Rosling puts forward the argument – backed up with facts and stats – that most people believe the world is less healthy, poorer, and more dangerous than it actually is. He also argues that this is due to misinformation; people often do not have all the facts. His credentials: working as a doctor, health professor, advisor to Unicef and WHO, and cofounding Doctors Without Borders in Sweden.
The book calls for more recognition of the progress that is happening in the world, including the sharp drop in numbers living in extreme poverty, and leaps in healthcare from family planning to vaccine programmes to growing life expectancy.

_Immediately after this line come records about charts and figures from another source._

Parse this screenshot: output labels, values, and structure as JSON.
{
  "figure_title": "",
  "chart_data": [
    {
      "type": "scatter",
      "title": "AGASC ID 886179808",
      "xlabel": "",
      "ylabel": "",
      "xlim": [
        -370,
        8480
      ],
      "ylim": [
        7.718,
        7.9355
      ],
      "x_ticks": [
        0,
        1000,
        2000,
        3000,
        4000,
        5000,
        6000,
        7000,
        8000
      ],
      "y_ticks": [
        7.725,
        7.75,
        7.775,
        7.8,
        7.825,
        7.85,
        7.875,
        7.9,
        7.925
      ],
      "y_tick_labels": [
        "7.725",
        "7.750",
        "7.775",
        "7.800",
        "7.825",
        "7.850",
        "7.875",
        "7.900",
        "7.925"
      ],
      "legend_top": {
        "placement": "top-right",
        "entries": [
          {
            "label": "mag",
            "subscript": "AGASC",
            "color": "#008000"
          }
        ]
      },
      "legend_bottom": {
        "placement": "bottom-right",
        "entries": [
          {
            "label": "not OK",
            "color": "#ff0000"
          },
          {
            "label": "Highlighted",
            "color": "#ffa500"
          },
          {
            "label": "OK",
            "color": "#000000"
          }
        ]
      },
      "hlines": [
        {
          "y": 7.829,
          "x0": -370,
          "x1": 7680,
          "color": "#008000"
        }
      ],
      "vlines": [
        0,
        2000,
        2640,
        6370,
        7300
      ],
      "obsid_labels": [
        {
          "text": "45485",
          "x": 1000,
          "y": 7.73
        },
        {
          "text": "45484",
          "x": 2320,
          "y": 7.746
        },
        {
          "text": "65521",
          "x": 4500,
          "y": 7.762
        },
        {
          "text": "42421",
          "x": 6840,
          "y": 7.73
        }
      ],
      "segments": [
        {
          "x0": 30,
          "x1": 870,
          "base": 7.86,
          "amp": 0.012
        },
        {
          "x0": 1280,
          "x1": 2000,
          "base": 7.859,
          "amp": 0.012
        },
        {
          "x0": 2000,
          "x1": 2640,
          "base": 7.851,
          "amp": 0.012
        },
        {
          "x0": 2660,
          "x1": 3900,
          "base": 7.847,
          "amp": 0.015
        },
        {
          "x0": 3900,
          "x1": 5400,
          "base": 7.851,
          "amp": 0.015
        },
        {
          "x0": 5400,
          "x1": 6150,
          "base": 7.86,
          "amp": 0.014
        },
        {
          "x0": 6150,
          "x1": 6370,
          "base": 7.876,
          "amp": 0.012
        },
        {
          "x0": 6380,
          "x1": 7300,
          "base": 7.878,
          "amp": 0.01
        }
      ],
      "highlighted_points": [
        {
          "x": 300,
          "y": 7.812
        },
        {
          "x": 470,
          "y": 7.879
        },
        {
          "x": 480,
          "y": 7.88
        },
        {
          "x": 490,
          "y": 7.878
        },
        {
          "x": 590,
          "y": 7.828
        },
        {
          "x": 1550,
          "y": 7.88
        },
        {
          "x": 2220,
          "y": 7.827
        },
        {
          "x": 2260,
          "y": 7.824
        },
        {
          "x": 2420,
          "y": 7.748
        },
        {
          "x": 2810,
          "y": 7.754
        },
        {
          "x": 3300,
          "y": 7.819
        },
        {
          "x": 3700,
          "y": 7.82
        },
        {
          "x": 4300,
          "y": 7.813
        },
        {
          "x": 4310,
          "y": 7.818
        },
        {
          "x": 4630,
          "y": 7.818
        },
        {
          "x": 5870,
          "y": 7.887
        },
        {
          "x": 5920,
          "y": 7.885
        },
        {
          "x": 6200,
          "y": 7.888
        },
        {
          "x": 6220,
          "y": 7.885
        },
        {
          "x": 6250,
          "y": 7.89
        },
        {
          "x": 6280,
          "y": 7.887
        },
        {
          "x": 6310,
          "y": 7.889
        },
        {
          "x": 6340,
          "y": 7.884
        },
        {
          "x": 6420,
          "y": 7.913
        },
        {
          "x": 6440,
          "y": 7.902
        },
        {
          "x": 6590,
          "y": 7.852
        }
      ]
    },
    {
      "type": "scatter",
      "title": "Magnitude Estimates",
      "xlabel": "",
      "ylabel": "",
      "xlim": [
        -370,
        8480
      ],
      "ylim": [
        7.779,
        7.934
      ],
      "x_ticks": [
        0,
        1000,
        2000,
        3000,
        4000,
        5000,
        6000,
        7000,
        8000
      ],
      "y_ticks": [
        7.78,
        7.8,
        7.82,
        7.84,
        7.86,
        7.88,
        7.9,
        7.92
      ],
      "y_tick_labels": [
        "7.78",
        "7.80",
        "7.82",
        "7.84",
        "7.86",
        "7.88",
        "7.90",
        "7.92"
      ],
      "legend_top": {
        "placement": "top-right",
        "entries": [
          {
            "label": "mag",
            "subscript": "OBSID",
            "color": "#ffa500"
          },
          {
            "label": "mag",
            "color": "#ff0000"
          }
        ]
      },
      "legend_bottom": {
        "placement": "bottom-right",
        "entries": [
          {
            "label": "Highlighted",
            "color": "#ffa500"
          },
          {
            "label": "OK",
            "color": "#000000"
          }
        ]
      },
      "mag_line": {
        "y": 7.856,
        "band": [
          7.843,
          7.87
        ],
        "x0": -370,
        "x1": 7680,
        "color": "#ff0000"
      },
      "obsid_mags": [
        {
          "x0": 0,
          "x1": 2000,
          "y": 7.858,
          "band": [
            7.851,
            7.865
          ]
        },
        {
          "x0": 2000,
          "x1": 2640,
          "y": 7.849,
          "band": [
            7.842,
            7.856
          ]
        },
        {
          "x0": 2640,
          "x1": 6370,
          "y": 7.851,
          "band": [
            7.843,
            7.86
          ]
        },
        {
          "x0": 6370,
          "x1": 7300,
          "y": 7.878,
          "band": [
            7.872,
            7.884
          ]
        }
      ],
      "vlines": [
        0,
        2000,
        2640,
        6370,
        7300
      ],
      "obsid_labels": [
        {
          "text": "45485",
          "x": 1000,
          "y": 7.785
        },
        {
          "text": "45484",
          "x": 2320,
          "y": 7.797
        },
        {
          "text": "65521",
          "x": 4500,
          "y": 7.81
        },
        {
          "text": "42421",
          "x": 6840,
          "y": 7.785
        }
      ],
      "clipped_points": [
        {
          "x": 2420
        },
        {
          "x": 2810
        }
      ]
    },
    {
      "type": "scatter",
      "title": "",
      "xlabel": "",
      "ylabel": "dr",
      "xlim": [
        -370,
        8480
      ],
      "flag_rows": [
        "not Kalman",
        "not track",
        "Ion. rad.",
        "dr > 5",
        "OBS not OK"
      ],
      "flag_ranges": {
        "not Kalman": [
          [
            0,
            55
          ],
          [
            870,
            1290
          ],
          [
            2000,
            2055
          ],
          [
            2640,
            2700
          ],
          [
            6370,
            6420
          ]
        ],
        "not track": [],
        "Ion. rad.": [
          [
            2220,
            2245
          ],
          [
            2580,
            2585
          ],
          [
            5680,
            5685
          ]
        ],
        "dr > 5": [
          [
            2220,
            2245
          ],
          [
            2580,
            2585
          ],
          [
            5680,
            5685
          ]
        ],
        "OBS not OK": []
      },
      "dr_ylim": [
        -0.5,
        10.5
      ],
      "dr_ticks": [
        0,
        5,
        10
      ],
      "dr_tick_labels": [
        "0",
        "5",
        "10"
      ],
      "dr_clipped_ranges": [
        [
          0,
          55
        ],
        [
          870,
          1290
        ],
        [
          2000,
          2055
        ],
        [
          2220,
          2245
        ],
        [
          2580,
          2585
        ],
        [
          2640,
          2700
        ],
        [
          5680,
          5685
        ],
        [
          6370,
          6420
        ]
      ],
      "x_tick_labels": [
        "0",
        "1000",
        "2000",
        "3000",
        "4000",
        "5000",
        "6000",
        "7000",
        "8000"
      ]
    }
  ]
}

Of course these changes are not uniform around the world, and while the situation may be improving on the whole, it's important to acknowledge who gets left behind or left out of this progress. Critics of Factfulness have argued that the book doesn't go into these inequalities in sufficient detail.
Before reading, you may want to take the Gapminder test (Hans Rosling was a cofounder of the Gapfinder Foundation) to see how accurately you judge the state of the world.
Throughout the month, we'll be discussing the book in our Facebook group, so here are a few questions to keep in mind:
Do you generally consider yourself to be optimistic or pessimistic about the state of the world?
How persuasive do you find Rosling's arguments in general?
What criticisms do you have of Rosling's arguments?
What do you think of Rosling's arguments in relation to current events in the world and in Sweden?
- What kind of reporting would you like to see more of in the media?